RTV processes impact both operational expenses and recovered value. Key cost factors include:
- Labor costs for inspection, documentation, and packaging
- Transportation fees that often lack forward-shipping economies of scale
- Storage space freed by removing non-performing inventory
- Cash flow timing while waiting for vendor credits or replacements
Efficient RTV management typically recovers 40-60% of product value through credits or replacements.
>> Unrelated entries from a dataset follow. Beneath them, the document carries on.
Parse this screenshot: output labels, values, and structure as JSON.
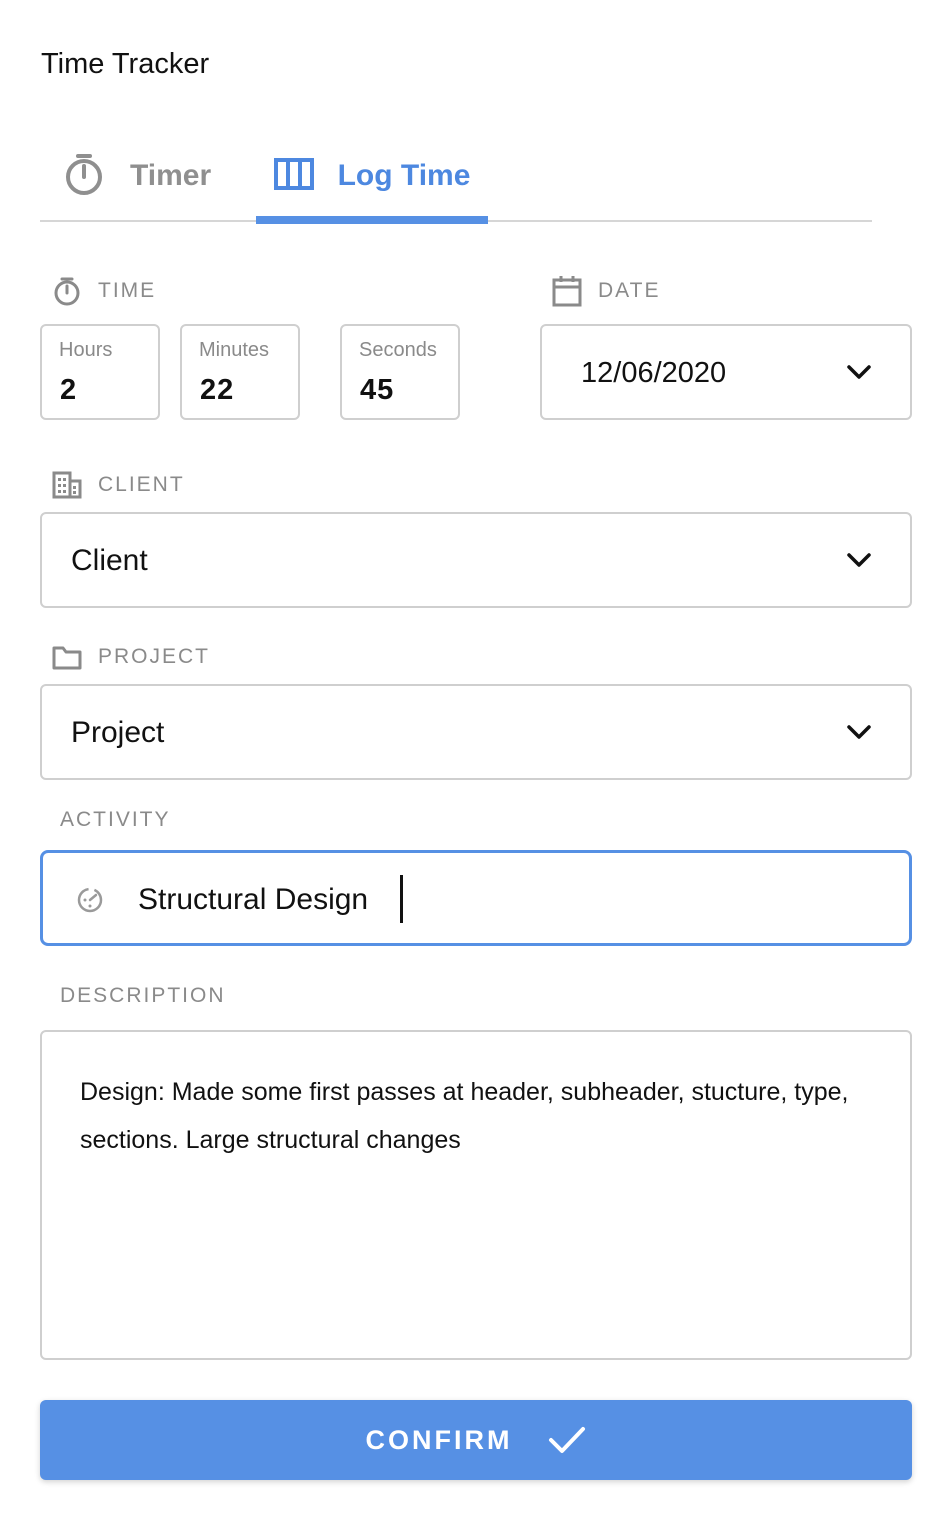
{
  "app": {
    "title": "Time Tracker"
  },
  "tabs": [
    {
      "label": "Timer",
      "icon": "stopwatch-icon",
      "active": false
    },
    {
      "label": "Log Time",
      "icon": "columns-icon",
      "active": true
    }
  ],
  "time": {
    "label": "TIME",
    "icon": "stopwatch-icon",
    "fields": [
      {
        "label": "Hours",
        "value": "2"
      },
      {
        "label": "Minutes",
        "value": "22"
      },
      {
        "label": "Seconds",
        "value": "45"
      }
    ]
  },
  "date": {
    "label": "DATE",
    "icon": "calendar-icon",
    "value": "12/06/2020"
  },
  "client": {
    "label": "CLIENT",
    "icon": "building-icon",
    "value": "Client"
  },
  "project": {
    "label": "PROJECT",
    "icon": "folder-icon",
    "value": "Project"
  },
  "activity": {
    "label": "ACTIVITY",
    "icon": "activity-dial-icon",
    "value": "Structural Design"
  },
  "description": {
    "label": "DESCRIPTION",
    "value": "Design: Made some first passes at header, subheader, stucture, type, sections. Large structural changes"
  },
  "confirm": {
    "label": "CONFIRM",
    "icon": "checkmark-icon"
  },
  "colors": {
    "accent": "#5690e4",
    "muted_text": "#8a8a8a",
    "border": "#cfcfcf"
  }
}
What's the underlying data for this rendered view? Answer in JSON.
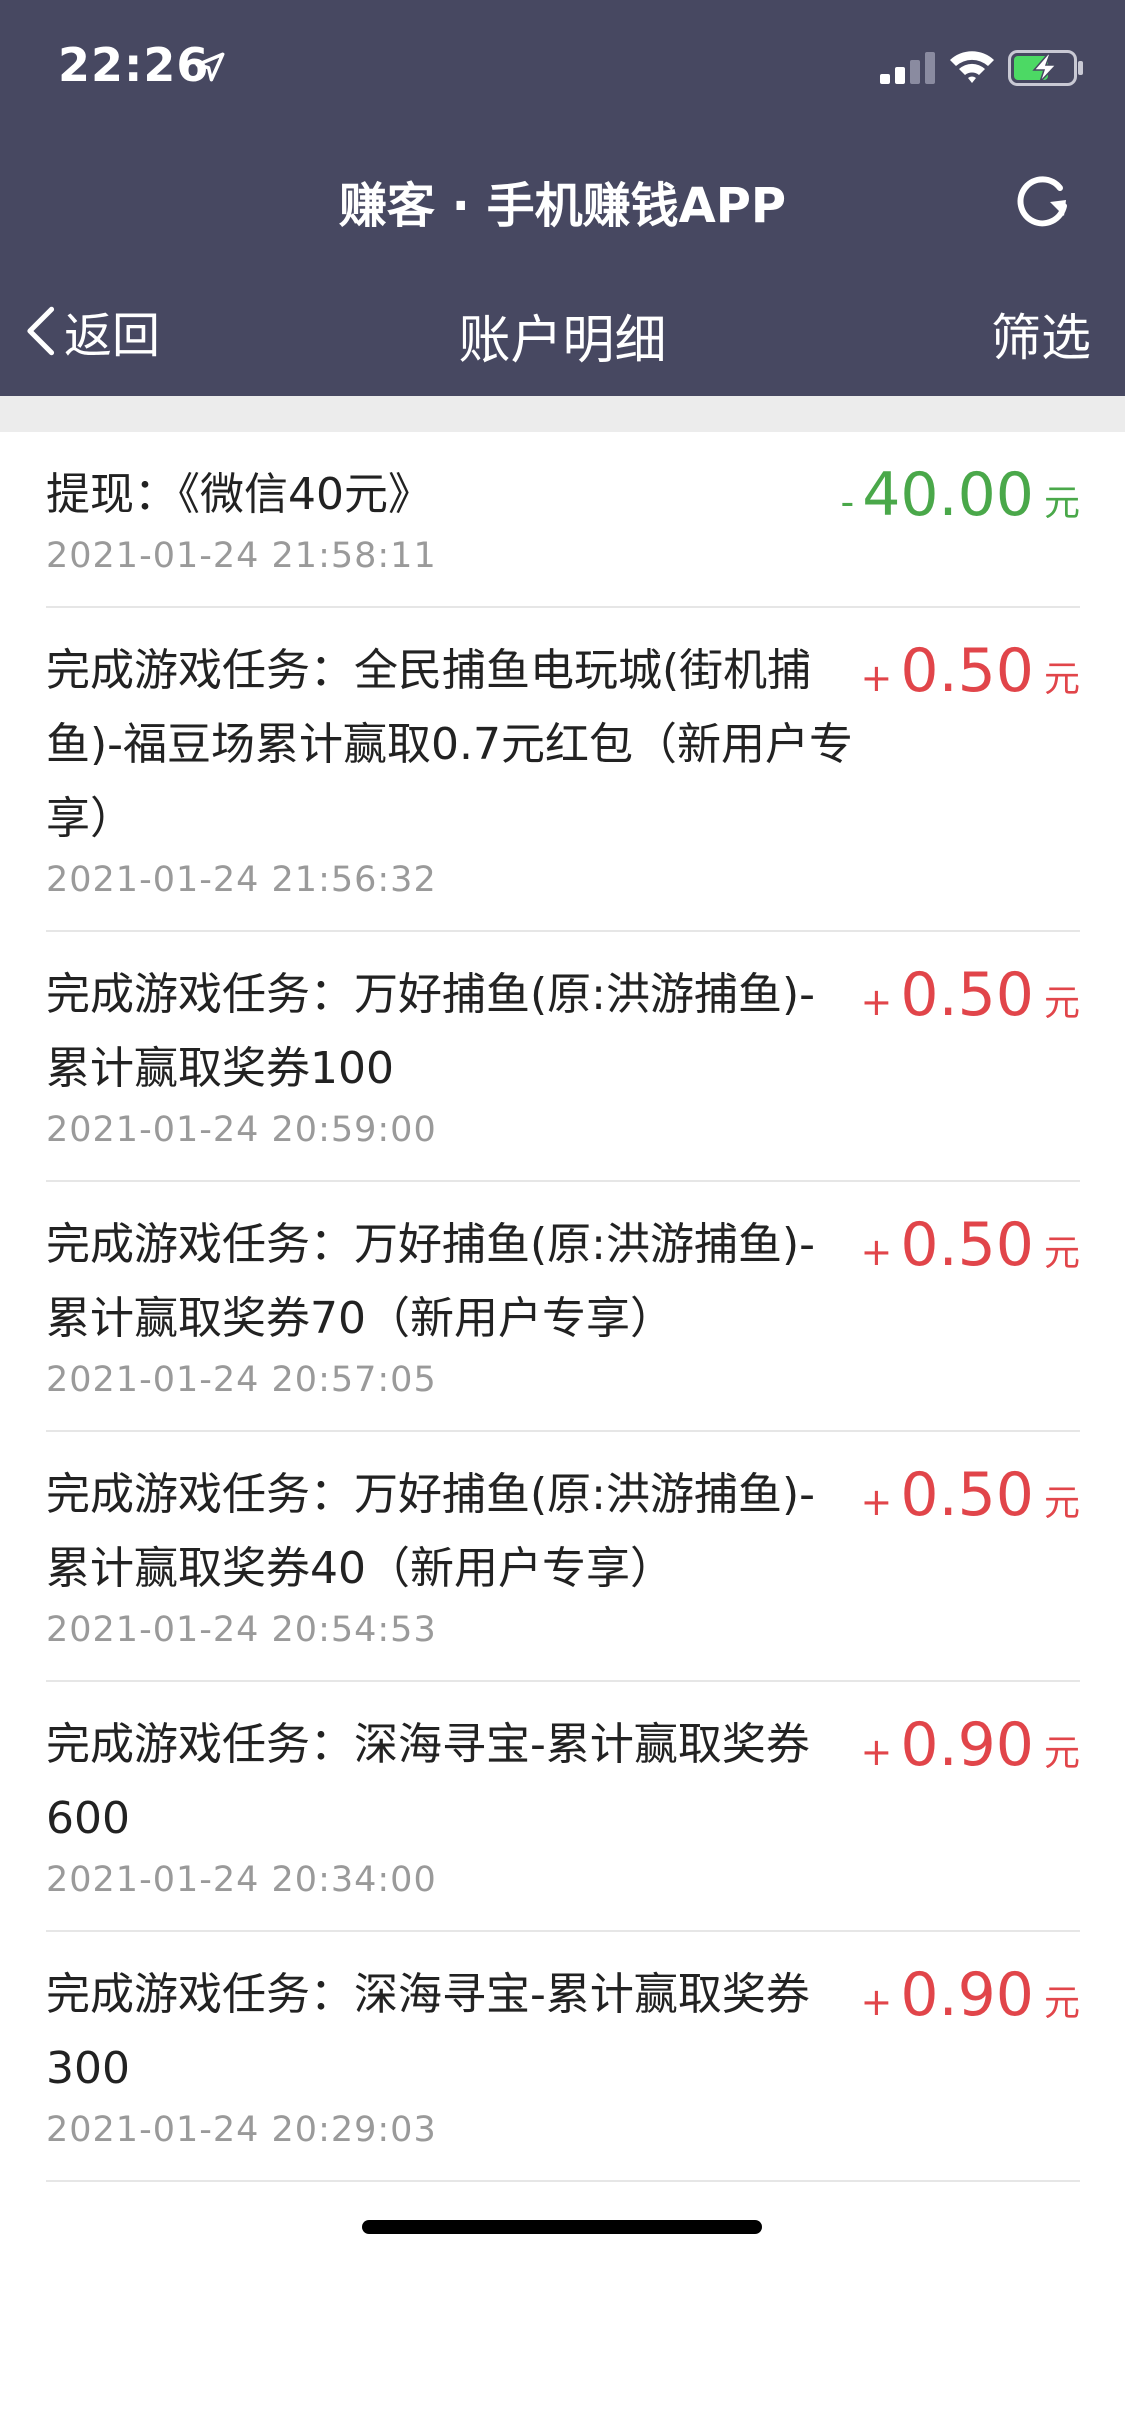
{
  "status_bar": {
    "time": "22:26"
  },
  "header": {
    "app_title": "赚客 · 手机赚钱APP",
    "back_label": "返回",
    "page_title": "账户明细",
    "filter_label": "筛选"
  },
  "colors": {
    "header_bg": "#474861",
    "positive": "#e1454a",
    "negative": "#4aa84a"
  },
  "records": [
    {
      "desc": "提现：《微信40元》",
      "date": "2021-01-24 21:58:11",
      "sign": "-",
      "amount": "40.00",
      "unit": "元",
      "type": "neg"
    },
    {
      "desc": "完成游戏任务：全民捕鱼电玩城(街机捕鱼)-福豆场累计赢取0.7元红包（新用户专享）",
      "date": "2021-01-24 21:56:32",
      "sign": "+",
      "amount": "0.50",
      "unit": "元",
      "type": "pos"
    },
    {
      "desc": "完成游戏任务：万好捕鱼(原:洪游捕鱼)-累计赢取奖券100",
      "date": "2021-01-24 20:59:00",
      "sign": "+",
      "amount": "0.50",
      "unit": "元",
      "type": "pos"
    },
    {
      "desc": "完成游戏任务：万好捕鱼(原:洪游捕鱼)-累计赢取奖券70（新用户专享）",
      "date": "2021-01-24 20:57:05",
      "sign": "+",
      "amount": "0.50",
      "unit": "元",
      "type": "pos"
    },
    {
      "desc": "完成游戏任务：万好捕鱼(原:洪游捕鱼)-累计赢取奖券40（新用户专享）",
      "date": "2021-01-24 20:54:53",
      "sign": "+",
      "amount": "0.50",
      "unit": "元",
      "type": "pos"
    },
    {
      "desc": "完成游戏任务：深海寻宝-累计赢取奖券600",
      "date": "2021-01-24 20:34:00",
      "sign": "+",
      "amount": "0.90",
      "unit": "元",
      "type": "pos"
    },
    {
      "desc": "完成游戏任务：深海寻宝-累计赢取奖券300",
      "date": "2021-01-24 20:29:03",
      "sign": "+",
      "amount": "0.90",
      "unit": "元",
      "type": "pos"
    }
  ]
}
When should you initiate RTV?
Trigger RTV processes for:
- Damaged goods discovered upon receipt
- Manufacturing defects found during quality checks
- Products approaching expiration dates
- Seasonal merchandise after peak selling periods
- Vendor-recalled items for safety issues
- Overstock exceeding agreed inventory levels
Most vendor agreements specify 30-180 day return windows. Missing these deadlines means losing recovery value.
What are the RTV process steps?
- Identify and segregate products by return reason
- Obtain RMA numbers from vendor systems
- Document items with SKUs, quantities, and conditions
- Package properly per vendor requirements
- Arrange shipping with appropriate insurance
- Update inventory systems to reflect outgoing products
- Track credits until financial reconciliation completes
Why does RTV management matter?
Effective RTV processes protect profit margins by recovering value from unsaleable inventory. Benefits include:
- Improved cash flow through vendor credits
- Optimized warehouse space by removing dead stock
- Stronger vendor relationships via compliant returns
- Regulatory compliance for expired or recalled products
- Sustainability support through proper recycling channels
Poor RTV management can result in 100% loss on defective inventory, while best-in-class operations recover up to 80% of value.